During his address, he specifically targeted Sir Keir Starmer’s stance on North Sea oil and gas. Mr Trump, a vocal critic of what he labels the green energy “scam”, contended that the UK Government has made it “impossible” for oil companies to develop North Sea reserves. He said the UK produces just one-third of the energy it did in 1999, despite sitting on “one of the greatest reserves anywhere in the world”.
Greenpeace UK’s Lily-Rose Ellis said, “Trump’s knowledge of North Sea oil and gas amounts to a tottering pile of lies” and “The UK Government can safely ignore advice from a climate denier bankrolled by the fossil fuel industry”. Friends of the Earth’s Mike Childs added: “The only people who benefit from backtracking on climate action are the polluters, billionaires and powerful vested interests profiting from fossil fuels.”

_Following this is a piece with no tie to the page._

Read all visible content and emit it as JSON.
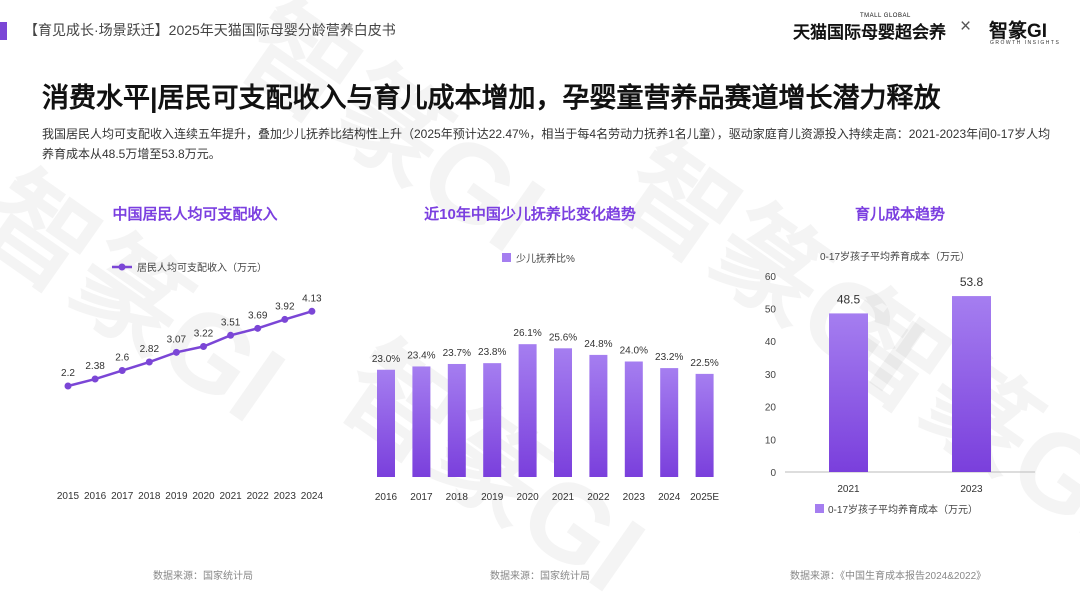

In an occasionally rambling address, Mr Trump highlighted achievements he claimed to have made since returning to the White House. He was scathing about Europe, deepening transatlantic divides over trade and his goal of taking over Greenland. He told the audience that European countries were importing “entirely different populations from far away lands” and that certain places are “not even recognisable, frankly, anymore”.